Well, you are looking at the result right now. The structure of the directory is the following:

website
├── Makefile
├── src/
│   ├── index.md
│   ├── template.html
│   ├── style.css
│   ├── blog.md
│   ├── papers.md
│   ├── blog/
│   │   ├── post1.md
│   │   └── post2.md
│   └── imgs/
│       ├── avatar.jpg
│       └── post1/
│           ├── img1.png
│           └── img2.png
└── build/
    ├── index.html
    ├── blog.html
    ├── papers.html
    ├── blog/
    │   ├── post1.html
    │   └── post2.html
    └── imgs/
        ├── avatar.jpg
        └── post1/
            ├── img1.png
            └── img2.png

Basically, build contains the HTML versions of the markdown files in src, as specified by template.html and style.css.

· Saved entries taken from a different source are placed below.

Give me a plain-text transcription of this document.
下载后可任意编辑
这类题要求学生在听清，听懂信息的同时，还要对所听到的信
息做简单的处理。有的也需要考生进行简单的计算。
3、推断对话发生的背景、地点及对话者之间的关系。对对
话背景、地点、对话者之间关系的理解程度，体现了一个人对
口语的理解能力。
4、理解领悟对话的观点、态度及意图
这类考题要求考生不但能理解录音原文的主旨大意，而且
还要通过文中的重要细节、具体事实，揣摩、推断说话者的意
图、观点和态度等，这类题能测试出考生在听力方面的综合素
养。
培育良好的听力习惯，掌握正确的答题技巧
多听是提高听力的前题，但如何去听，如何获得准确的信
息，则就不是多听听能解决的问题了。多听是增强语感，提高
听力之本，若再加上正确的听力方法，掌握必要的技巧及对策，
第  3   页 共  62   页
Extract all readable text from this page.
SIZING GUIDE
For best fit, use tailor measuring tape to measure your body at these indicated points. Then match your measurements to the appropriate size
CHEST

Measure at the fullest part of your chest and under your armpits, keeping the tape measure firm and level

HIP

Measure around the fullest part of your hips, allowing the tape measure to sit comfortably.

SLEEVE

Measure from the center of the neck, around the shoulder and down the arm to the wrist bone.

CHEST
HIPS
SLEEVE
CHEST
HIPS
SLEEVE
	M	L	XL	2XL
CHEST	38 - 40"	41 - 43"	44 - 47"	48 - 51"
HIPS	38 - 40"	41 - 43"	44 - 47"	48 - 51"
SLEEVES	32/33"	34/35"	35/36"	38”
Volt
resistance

The secret sauce is then the Makefile. It basically calls pandoc with all the appropriate flags, copies files, and all that jazz. It also deals with the maths typesetting. Really sweet.

Version control and deployment

The only git-controlled folder is build, which only contains HTML files. Deployment happens by calling make deploy, which adds-commits-pushes the changes in build to the Github pages repo. The actual deployment is super quick, as all the HTML is ready to be displayed.

Let’s see how long it takes for me to become unhappy at this system. I am rather optimistic for now however.